Estudo Clínico Randomizado Controlado: Intervenção Percutânea com Implante Transcateter de Válvula Aórtica (TAVI) guiada por Reserva de Fluxo Fracionada (FFR) versus Tratamento Cirúrgico Convencional (SAVR + CABG) em Estenose Aórtica Grave e Doença Coronariana Complexa
8 Dez, 2024 | 18:25hContexto: A estenose aórtica grave frequentemente coexiste com doença arterial coronariana obstrutiva complexa ou multivascular. A estratégia padrão recomendada pelas diretrizes consiste na substituição valvar aórtica cirúrgica (SAVR) combinada ao bypass coronariano (CABG). Entretanto, o implante transcateter de válvula aórtica (TAVI), associado ao uso de intervenção coronariana percutânea (ICP) guiada por reserva de fluxo fracionada (FFR), surge como uma alternativa menos invasiva e potencialmente segura. Este estudo teve como base a hipótese de que o tratamento percutâneo (TAVI + ICP guiada por FFR) não seria inferior ao tratamento cirúrgico convencional (SAVR + CABG) em pacientes com estenose aórtica grave e doença coronariana complexa.
Objetivo: Avaliar a não-inferioridade e, se demonstrada, a superioridade do TAVI + ICP guiada por FFR em comparação ao SAVR + CABG quanto a desfechos clínicos compostos em um ano, em pacientes com estenose aórtica grave e doença coronariana complexa.
Métodos: Este foi um ensaio clínico internacional, multicêntrico, prospectivo, aberto, randomizado (1:1), conduzido em 18 centros terciários na Europa. Participaram pacientes com ≥70 anos e estenose aórtica grave acompanhada de doença coronariana complexa passíveis de tratamento tanto percutâneo quanto cirúrgico, conforme avaliação do Heart Team. Os pacientes foram alocados para TAVI com válvulas autoexpansíveis (Evolut R ou Evolut PRO), associada à ICP guiada por FFR, ou para tratamento cirúrgico convencional SAVR + CABG. O desfecho primário foi um composto de mortalidade por todas as causas, infarto do miocárdio, acidente vascular cerebral incapacitante, revascularização guiada por sintomas, reintervenção valvar e sangramento com risco à vida ou incapacitante após 1 ano. A análise principal seguiu o princípio de intenção de tratar.

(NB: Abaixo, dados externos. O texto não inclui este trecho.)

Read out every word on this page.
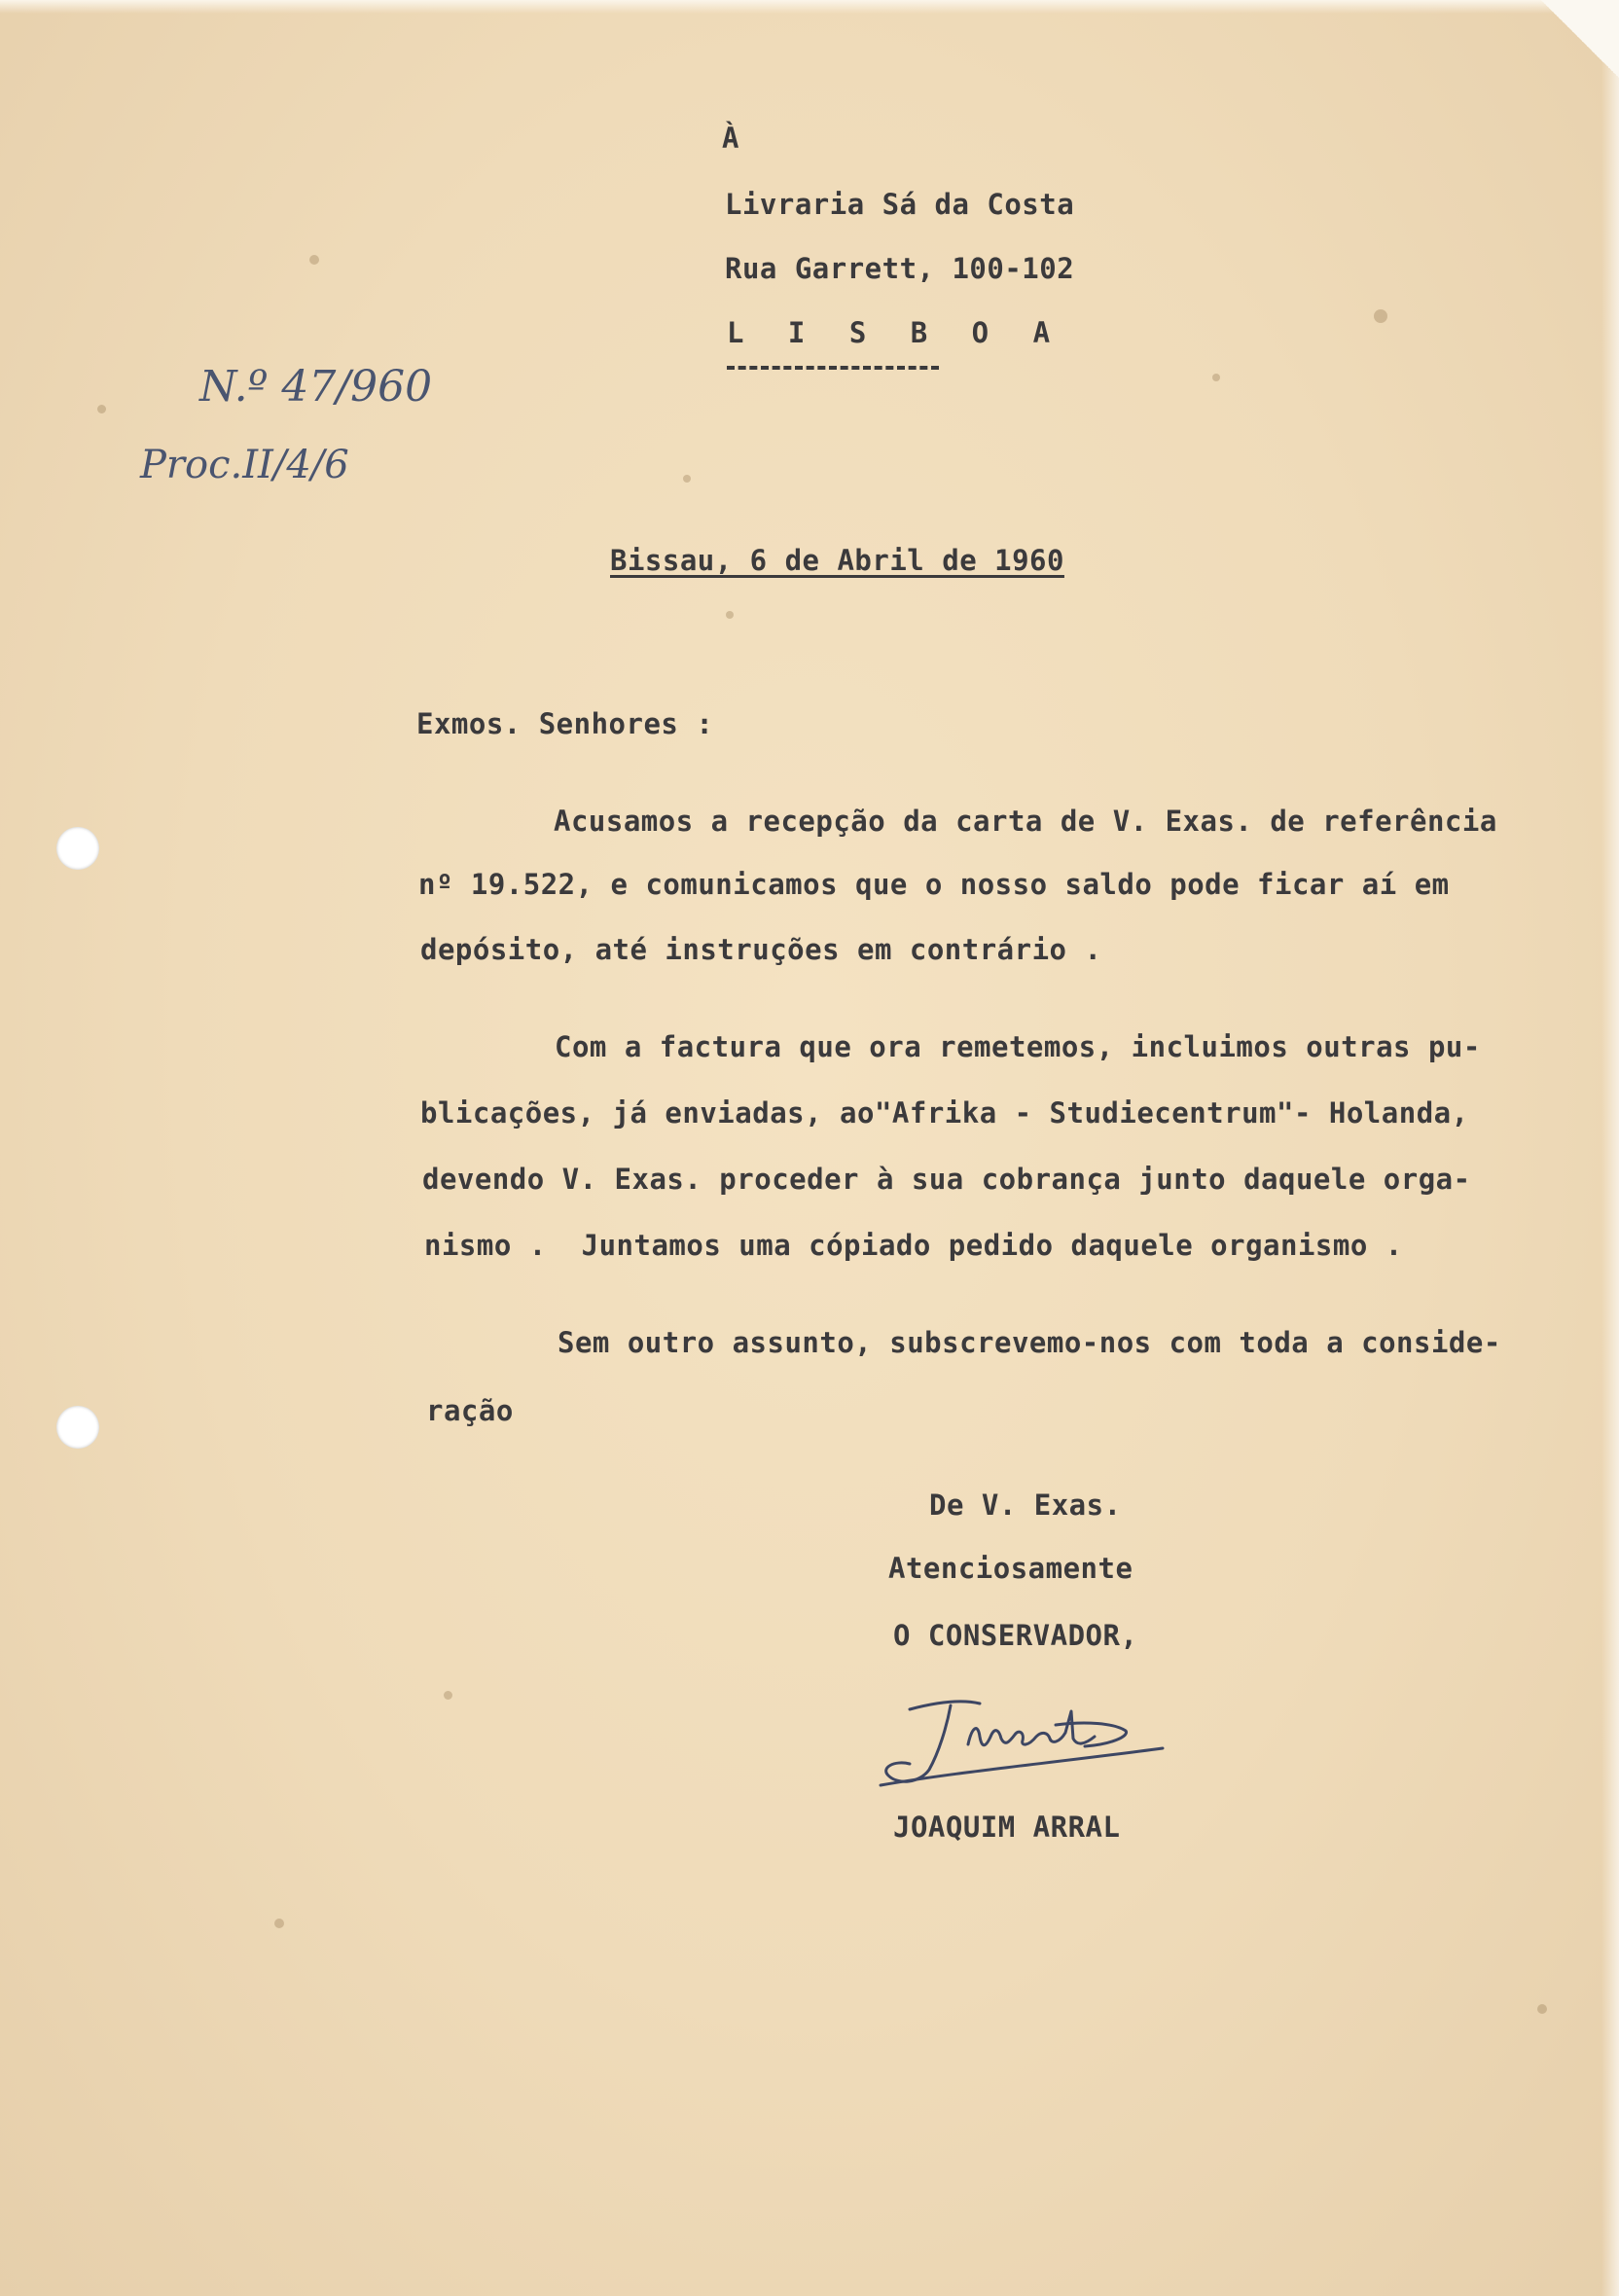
À

Livraria Sá da Costa

Rua Garrett, 100-102

L I S B O A

N.º 47/960

Proc.II/4/6

Bissau, 6 de Abril de 1960

Exmos. Senhores :

Acusamos a recepção da carta de V. Exas. de referência

nº 19.522, e comunicamos que o nosso saldo pode ficar aí em

depósito, até instruções em contrário .

Com a factura que ora remetemos, incluimos outras pu-

blicações, já enviadas, ao"Afrika - Studiecentrum"- Holanda,

devendo V. Exas. proceder à sua cobrança junto daquele orga-

nismo .  Juntamos uma cópiado pedido daquele organismo .

Sem outro assunto, subscrevemo-nos com toda a conside-

ração

De V. Exas.

Atenciosamente

O CONSERVADOR,

JOAQUIM ARRAL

Resultados: Foram incluídos 172 pacientes entre 2018 e 2023 (91 no grupo ICP-FFR+TAVI e 81 no grupo SAVR+CABG). O ponto final primário ocorreu em 4% dos pacientes no grupo ICP-FFR+TAVI versus 23% no grupo SAVR+CABG (diferença do risco: –18,5%; IC90%: –27,8 a –9,7%; p<0,001 para não-inferioridade; p<0,001 para superioridade). A mortalidade por todas as causas foi 0% no grupo percutâneo contra 10% no grupo cirúrgico (p=0,0025). Houve também redução significativa de sangramentos com risco à vida no grupo ICP-FFR+TAVI. Esses achados foram sustentados pelas análises por protocolo e as-treated.
Conclusões: Em pacientes com estenose aórtica grave e doença coronariana complexa, a estratégia percutânea (ICP guiada por FFR + TAVI) mostrou-se não inferior e, na verdade, superior ao tratamento cirúrgico padrão (SAVR + CABG) no prazo de um ano, principalmente devido à redução da mortalidade e de sangramentos graves.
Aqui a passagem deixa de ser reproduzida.